[Python-Dev] Status of the fix for the hash collision vulnerability
Guido van Rossum
guido at python.org
Fri Jan 13 22:22:32 CET 2012
On Fri, Jan 13, 2012 at 10:13 AM, Mark Dickinson <dickinsm at gmail.com> wrote:
> On Fri, Jan 13, 2012 at 5:43 PM, Guido van Rossum <guido at python.org>
> wrote:
> >> How pathological do you consider the set
> >>
> >> {1 << n for n in range(2000)}
> >>
> >> to be?
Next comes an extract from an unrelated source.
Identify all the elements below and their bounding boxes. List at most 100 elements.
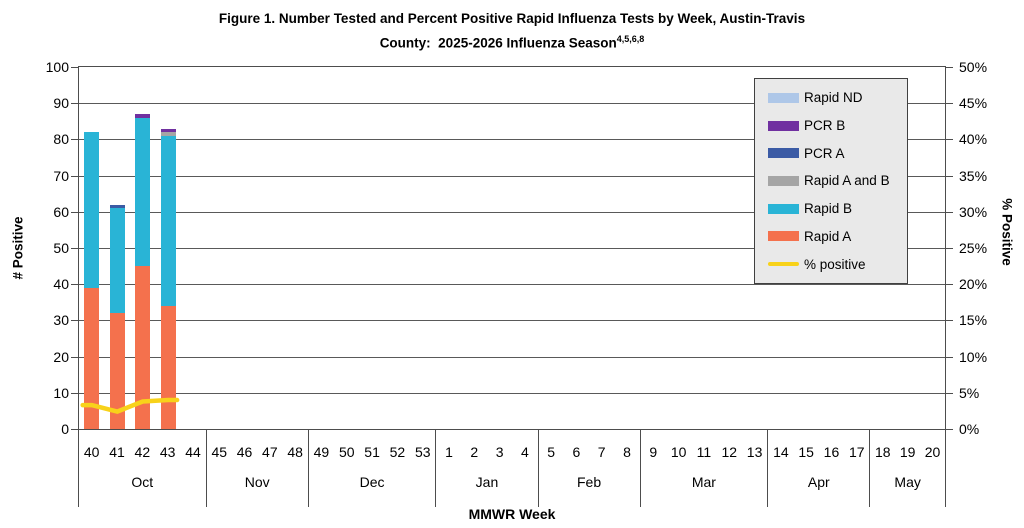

What about the set:
> >>
> >> ieee754_powers_of_two = {2.0**n for n in range(-1074, 1024)}
> >>
> >> ? The > 2000 elements of the latter set have only 61 distinct hash
> >> values on 64-bit machine, so there will be over 2000 total collisions
> >> involved in creating this set (though admittedly only around 30
> >> collisions per hash value).
> >
> > Hm... So how does the collision counting work for this case?
>
> Ah, my bad. It looks like the ieee754_powers_of_two is safe---IIUC,
> it's the number of collisions involved in a single key-set operation
> that's limited. So a dictionary with keys {1<<n for n in range(2000)}
> is fine, but a dictionary with keys {1<<(61*n) for n in range(2000)}
> is not:
>
> >>> {1<<(n*61):True for n in range(2000)}
> Traceback (most recent call last):
> File "<stdin>", line 1, in <module>
> File "<stdin>", line 1, in <dictcomp>
> KeyError: 'too many hash collisions'
> [67961 refs]
>
> I'd still not consider this particularly pathological, though.
Really? Even though you came up with specifically to prove me wrong?